Supervisors let sheriff suspend offending officers without pay as a department blue flu campaign spreads.

October 09, 2003|Andrew Blankstein | Times Staff Writer

Calling wildcat sickouts illegal, Los Angeles County supervisors gave Sheriff Lee Baca a legal green light Wednesday to summarily suspend most deputies who call in sick.

The action was taken on a day that 222 more deputies called in with the blue flu, leaving at least one South Los Angeles sheriff's station with no day shift. That number is 3% of the total work force, but represents a considerably larger proportion of those on duty at any one time.

Supervisors said the rolling sickouts, already enjoined by a judge, threatened public safety. Deputies make as much as $70,000 annually and are seeking 3% raises.

The board decision, reached unanimously in closed session, gives Baca the power to dock the pay of any deputy engaged in strike activity or who calls in sick when more than 20% of the deputies in a given unit also claim illness.

Management also was given broad powers to temporarily reassign personnel and, when warranted, to reprimand or suspend for as long as five days deputies who engage in any illegal job action.

A judge has ordered that the Assn. for Los Angeles Deputy Sheriffs and all deputies halt a series of sickouts that have hit more than a dozen sheriff's stations, the courts and the jail system.

Baca vowed on Tuesday to suspend any deputies who are absent without proof of illness.
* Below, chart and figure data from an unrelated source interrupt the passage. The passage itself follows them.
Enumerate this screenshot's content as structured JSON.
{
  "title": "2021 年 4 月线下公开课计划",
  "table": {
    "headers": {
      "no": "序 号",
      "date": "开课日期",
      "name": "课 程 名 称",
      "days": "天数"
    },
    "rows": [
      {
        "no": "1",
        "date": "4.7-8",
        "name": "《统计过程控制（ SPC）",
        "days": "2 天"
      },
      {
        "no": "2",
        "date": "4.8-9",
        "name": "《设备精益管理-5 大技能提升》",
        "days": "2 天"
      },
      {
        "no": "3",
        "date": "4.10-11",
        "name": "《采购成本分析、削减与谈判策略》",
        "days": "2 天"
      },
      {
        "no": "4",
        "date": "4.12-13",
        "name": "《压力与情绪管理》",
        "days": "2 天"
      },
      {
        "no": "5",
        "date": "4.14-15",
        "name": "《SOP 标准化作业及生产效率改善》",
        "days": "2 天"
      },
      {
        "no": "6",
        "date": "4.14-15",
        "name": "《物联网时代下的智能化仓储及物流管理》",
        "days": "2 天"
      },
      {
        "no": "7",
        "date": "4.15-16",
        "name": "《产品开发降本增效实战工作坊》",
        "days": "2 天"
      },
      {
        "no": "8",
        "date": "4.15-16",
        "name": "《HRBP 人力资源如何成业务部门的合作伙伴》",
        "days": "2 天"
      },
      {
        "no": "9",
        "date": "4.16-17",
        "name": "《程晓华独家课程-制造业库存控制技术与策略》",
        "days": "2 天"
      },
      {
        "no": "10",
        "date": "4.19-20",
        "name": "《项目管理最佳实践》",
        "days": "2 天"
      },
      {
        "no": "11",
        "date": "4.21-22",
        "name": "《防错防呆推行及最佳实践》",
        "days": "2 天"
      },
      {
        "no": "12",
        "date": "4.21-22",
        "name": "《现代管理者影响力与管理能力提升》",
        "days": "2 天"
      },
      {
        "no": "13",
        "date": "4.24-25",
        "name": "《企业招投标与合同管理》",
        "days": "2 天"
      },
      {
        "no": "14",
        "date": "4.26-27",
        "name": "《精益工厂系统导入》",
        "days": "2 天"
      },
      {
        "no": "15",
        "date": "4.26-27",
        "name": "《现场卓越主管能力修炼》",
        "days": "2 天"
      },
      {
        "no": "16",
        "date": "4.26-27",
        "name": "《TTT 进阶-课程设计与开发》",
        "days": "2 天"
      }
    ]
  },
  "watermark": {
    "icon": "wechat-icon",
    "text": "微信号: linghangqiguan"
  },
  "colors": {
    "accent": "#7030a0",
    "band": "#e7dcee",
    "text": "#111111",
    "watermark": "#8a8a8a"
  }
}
Baca called the sickouts "blatantly illegal" and said deputies cannot break the law in seeking pay hikes.

A spokesman for the sheriff's union did not have a comment on the supervisor's vote.

Deputies called in sick Wednesday at seven patrol stations: East Los Angeles, Lomita, Carson, Lennox, Century, Marina Del Rey and Compton. The gaps were plugged by the reassignment of deputies from other patrol divisions and from the Custody/Correctional Services Division.

The action is the latest salvo in a sometimes bitter contract dispute between Los Angeles County and sheriff's deputies. The 8,500-member union declared an impasse and is in mediation on pay. Deputies' contract expired in January.

Union officials say that other state and local police agencies have received raises and benefits despite hard economic times. They cited a recent contract agreement giving Los Angeles police officers a 9% pay raise over three years, plus supplemental health care.